Ammetto di averla presa un po' alla lontana per commentare quello che è avvenuto in una notte di dicembre a Sesto San Giovanni. Ci sono questi due giovani poliziotti di pattuglia in una fredda notte poco prima di Natale. Chissà perché hanno deciso di fare i poliziotti in un paese che ama così poco le regole e ancora meno chi cerca di farle rispettare. Peraltro spesso anche i poliziotti non amano le regole e sfruttano il loro potere per infrangerle. Magari quei due giovani hanno deciso di fare i poliziotti perché affascinati dalla divisa e dalle armi, o perché sono un po' fascisti, di quel fascismo che è soprattutto ignoranza, o perché questa è stata l'unica opportunità che hanno visto in questi tempi difficili. Comunque sia, si sono trovati di fronte a questo tipo sospetto nella zona della stazione di Sesto San Giovanni. Quante persone dall'aria sospetta girano ogni notte, nei pressi delle stazioni di ogni città italiana? Migliaia. Forse avrebbero fatto meglio a lasciar perdere, come si fa in tanti casi simili. Forse è un balordo che non ha nulla da perdere, forse è armato e, proprio perché non ha niente da perdere, potrebbe essere molto pericoloso. O forse è un balordo, ma non è armato - ma come si fa a essere sicuri su cosa tiene in mano in questa nebbiosa notte invernale - e se gli spari comunque, la rischi grossa. Meglio far finta di niente, convincersi che è solo un'ombra nella notte. Invece quei due ragazzi hanno chiesto i documenti a quel tipo sospetto e si sono trovati di fronte all'uomo in quei giorni più ricercato dalle polizie di tutta Europa.
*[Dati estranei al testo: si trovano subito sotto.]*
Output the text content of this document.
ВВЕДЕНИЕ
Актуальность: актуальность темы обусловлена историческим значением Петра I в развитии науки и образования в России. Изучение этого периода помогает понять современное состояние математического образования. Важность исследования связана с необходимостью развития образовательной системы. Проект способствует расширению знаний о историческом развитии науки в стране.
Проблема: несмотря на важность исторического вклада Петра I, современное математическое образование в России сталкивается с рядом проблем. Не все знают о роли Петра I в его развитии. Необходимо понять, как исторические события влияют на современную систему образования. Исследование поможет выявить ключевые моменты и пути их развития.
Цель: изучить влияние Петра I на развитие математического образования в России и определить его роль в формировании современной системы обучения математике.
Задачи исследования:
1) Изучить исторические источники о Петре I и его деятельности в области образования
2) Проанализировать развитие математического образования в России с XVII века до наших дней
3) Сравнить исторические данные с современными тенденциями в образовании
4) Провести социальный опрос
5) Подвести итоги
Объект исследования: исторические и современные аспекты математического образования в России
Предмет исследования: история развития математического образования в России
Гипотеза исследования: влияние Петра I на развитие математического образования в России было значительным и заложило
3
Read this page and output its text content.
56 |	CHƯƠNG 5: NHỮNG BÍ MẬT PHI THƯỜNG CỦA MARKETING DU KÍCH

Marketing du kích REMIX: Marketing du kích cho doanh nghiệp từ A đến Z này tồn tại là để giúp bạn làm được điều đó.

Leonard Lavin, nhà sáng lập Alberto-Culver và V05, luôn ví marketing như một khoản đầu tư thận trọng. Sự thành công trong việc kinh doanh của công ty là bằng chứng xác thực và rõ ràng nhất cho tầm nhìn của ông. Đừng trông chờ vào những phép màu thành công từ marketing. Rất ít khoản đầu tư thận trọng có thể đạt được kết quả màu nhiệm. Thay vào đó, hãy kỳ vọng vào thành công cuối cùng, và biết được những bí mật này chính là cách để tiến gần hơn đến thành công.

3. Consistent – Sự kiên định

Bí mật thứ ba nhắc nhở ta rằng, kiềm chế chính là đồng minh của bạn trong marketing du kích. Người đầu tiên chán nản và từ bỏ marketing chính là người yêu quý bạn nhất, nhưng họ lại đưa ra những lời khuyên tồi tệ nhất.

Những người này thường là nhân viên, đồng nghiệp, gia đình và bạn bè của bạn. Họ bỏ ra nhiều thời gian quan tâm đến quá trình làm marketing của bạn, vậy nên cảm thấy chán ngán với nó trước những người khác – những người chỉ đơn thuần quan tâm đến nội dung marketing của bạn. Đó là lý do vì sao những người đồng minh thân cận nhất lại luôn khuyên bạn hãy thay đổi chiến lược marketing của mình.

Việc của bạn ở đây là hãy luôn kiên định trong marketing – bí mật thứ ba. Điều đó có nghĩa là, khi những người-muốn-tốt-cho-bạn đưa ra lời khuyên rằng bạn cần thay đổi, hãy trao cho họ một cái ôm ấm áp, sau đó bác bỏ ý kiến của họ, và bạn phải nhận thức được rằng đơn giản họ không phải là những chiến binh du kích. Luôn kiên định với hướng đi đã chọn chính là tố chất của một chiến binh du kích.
E per fortuna sono entrambi ancora vivi per poterlo raccontare. E così è stata vinta una battaglia in questa strana guerra che da anni ci fanno combattere contro un nemico che non vediamo. E i ministri, i prefetti, i questori, novelli napoleoni, si sono vantati di questa vittoria così assolutamente casuale, come ogni vittoria. E però non hanno saputo spiegarci cosa davvero è successo, perché è successo, così come non lo sanno quei due giovani poliziotti. E non lo saprebbe neppure lo sconfitto di questa battaglia.
Credo ci farebbe bene leggere - o rileggere - Guerra e pace.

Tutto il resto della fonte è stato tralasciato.